Er hätte gerne verweilt, doch er musste weiter nach Süden laufen, aus der Stadt hinaus. Am Ende des Boulevard du Maréchal Leclerc begann der Tunnel, der unter den steilen Felswänden hindurch in den alten Teil der Stadt führte. Luc hielt sich weit rechts auf dem schmalen Fußgängerweg, er musste die paar Hundert Meter schnell bewältigen, denn wenn er hier auf ein Polizeiauto traf, war er gefangen. In dem alten Tunnel tropfte es von der Decke herab, es roch modrig. Luc atmete tief durch, als er nach Minuten wieder unter freiem Himmel stand. Dort, rechts, er machte diesen kleinen Umweg zur sagenumwobenen Brücke über den Felsen, weil er immer noch wie einer der anderen Urlauber aussehen wollte – kein schnelles Eilen irgendwohin, das wäre ein Fehler. Er ging die paar Schritte zu der alten Eisenbrücke mit ihren Holzbohlen, die kein Geringerer als Gustave Eiffel erdacht hatte, dem Paris sein Markenzeichen verdankte. Sie führte hinüber auf die schroffen Felsen mitten im Ozean, dann kam ein steinerner Tunnel, auf dem eine weiße Madonnenstatue stand. Luc beugte sich über die Brüstung und sah den Felsen, der von Jahrtausenden Sturm und Wellen geformt worden war – sie hatten ein riesiges Loch hineingearbeitet, sodass auch der Fels selbst eine Brücke war –, und die weiße Brandung, die an das Riff schlug. Ein ganz und gar magischer Ort.
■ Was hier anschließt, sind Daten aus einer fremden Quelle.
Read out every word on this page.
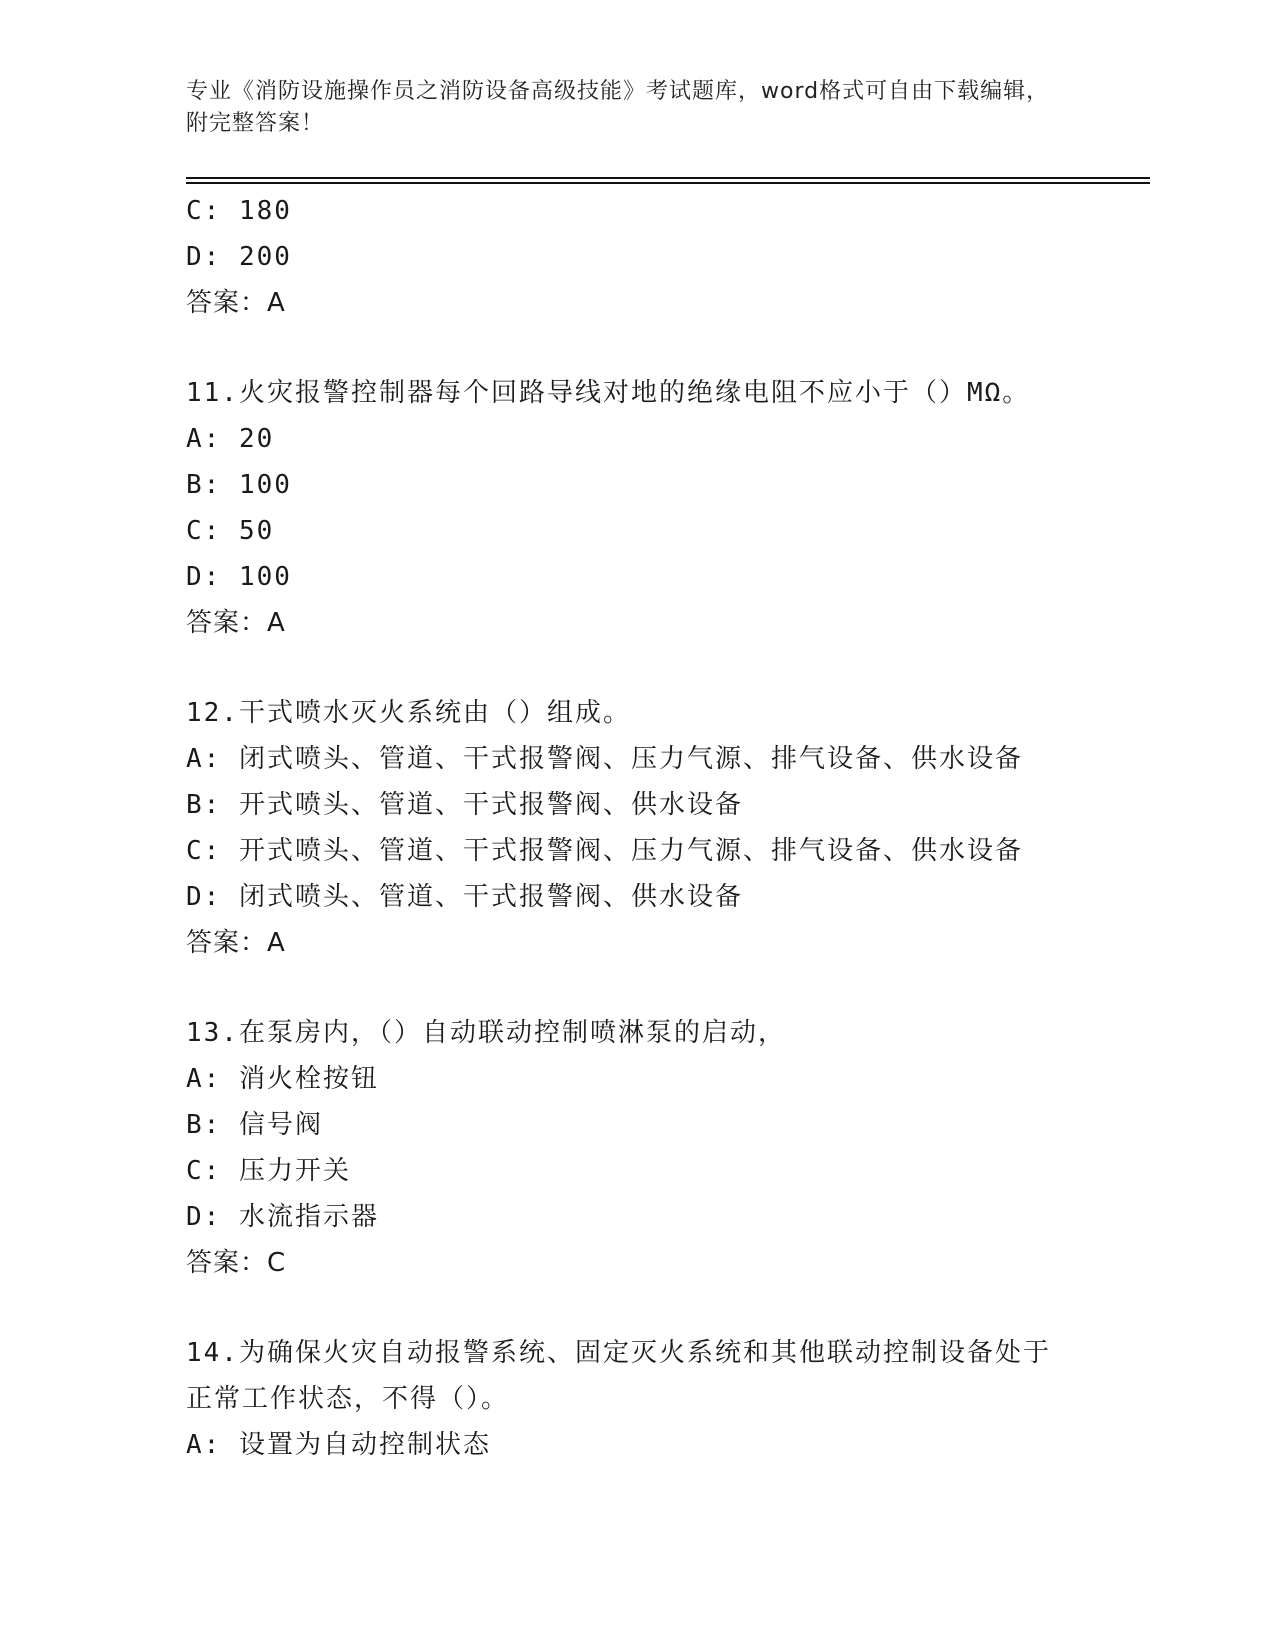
专业《消防设施操作员之消防设备高级技能》考试题库，word格式可自由下载编辑，附完整答案！
C: 180
D: 200
答案：A
11.火灾报警控制器每个回路导线对地的绝缘电阻不应小于（）MΩ。
A: 20
B: 100
C: 50
D: 100
答案：A
12.干式喷水灭火系统由（）组成。
A: 闭式喷头、管道、干式报警阀、压力气源、排气设备、供水设备
B: 开式喷头、管道、干式报警阀、供水设备
C: 开式喷头、管道、干式报警阀、压力气源、排气设备、供水设备
D: 闭式喷头、管道、干式报警阀、供水设备
答案：A
13.在泵房内，（）自动联动控制喷淋泵的启动，
A: 消火栓按钮
B: 信号阀
C: 压力开关
D: 水流指示器
答案：C
14.为确保火灾自动报警系统、固定灭火系统和其他联动控制设备处于正常工作状态，不得（）。
A: 设置为自动控制状态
Dann bemerkte er im Augenwinkel eine Person. Offenbar schien er selbst dem Mann mit der Schirmmütze schon vor einigen Sekunden aufgefallen zu sein, denn der griff gerade nach seinem Funkgerät, Luc fest im Blick. Der Commissaire scannte die uniformierte Gestalt. Keine Waffe am Gürtel. Police municipale, die städtische Polizei. Ein Glück. Luc entschied sich in Sekundenbruchteilen: Er rannte los. Ohne zurückzusehen.
Auf einmal schrillte eine Pfeife hinter ihm.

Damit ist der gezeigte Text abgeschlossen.